19 This phage features a very broad host range within the genus Listeria and was used to construct A511::
luxAB for rapid and sensitive bioluminescence-based detection of viable Listeria cells from food samples.
10,11 However, the
Vibrio harveyi LuxAB fusion protein expressed by phage infected cells is unstable at temperatures above 35°C, which may limit its use in other phage-host systems. Moreover, emission of bioluminescence from phage-infected cells is only transient, i.e., must be measured in a very short time window after addition of the substrate. This is not due to enzyme stability or substrate limitation (substrate can be added at will), but by the amount of FMNH
2 co-factor present in the reaction mixture, i.e., the infected cells. Depletion of this co-factor is rapid, resulting in a flash of light which lasts only seconds after substrate addition to the sample.
10 This complicates application protocols and limits the detection threshold, as longer incubation will not yield a stronger signal. For measurement of bioluminescence, single-tube luminometers with manual or semi-automated substrate addition can be used, which is time consuming and results may be difficult to reproduce. Therefore, handling of larger sample numbers requires plate readers equipped with automated injectors and sensitive photo-multiplier optics.

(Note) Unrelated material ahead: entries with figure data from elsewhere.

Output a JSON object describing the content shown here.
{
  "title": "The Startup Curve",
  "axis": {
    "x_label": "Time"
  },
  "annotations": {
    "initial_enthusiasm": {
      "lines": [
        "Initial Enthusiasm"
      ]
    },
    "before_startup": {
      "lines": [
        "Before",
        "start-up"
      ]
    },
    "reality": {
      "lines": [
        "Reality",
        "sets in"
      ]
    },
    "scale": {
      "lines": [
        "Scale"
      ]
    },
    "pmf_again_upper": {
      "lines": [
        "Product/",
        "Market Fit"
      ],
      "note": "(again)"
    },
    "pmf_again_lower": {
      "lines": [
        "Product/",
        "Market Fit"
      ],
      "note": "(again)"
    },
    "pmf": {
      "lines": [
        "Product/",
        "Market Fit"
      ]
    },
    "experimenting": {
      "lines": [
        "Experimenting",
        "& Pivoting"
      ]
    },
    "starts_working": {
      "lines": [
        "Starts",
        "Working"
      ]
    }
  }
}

To remove some of these limitations, our aim was to develop an alternative reporter phage approach designed for maximum ease-of-use, which would permit simple end-point titration of enzyme turnover, and a standard photometric 96-well plate reader. The CelB enzyme from the hyperthermophilic archaeon
Pyrococcus furiosus is an extremely thermostable glycosidase,
20 which features highest activity at a pH of 5–5.5, and a temperature of 102–106°C.
20,21 It exhibits both β-glycosidase and β-galactosidase activities, thus enabling possible use of a wide range of substrates for detection of its activity in a given sample. By incorporating
celB into Listeria phage A511, background activity of any other enzymes in a given sample can be eliminated by heating after production of the enzyme by the phage-infected target cells.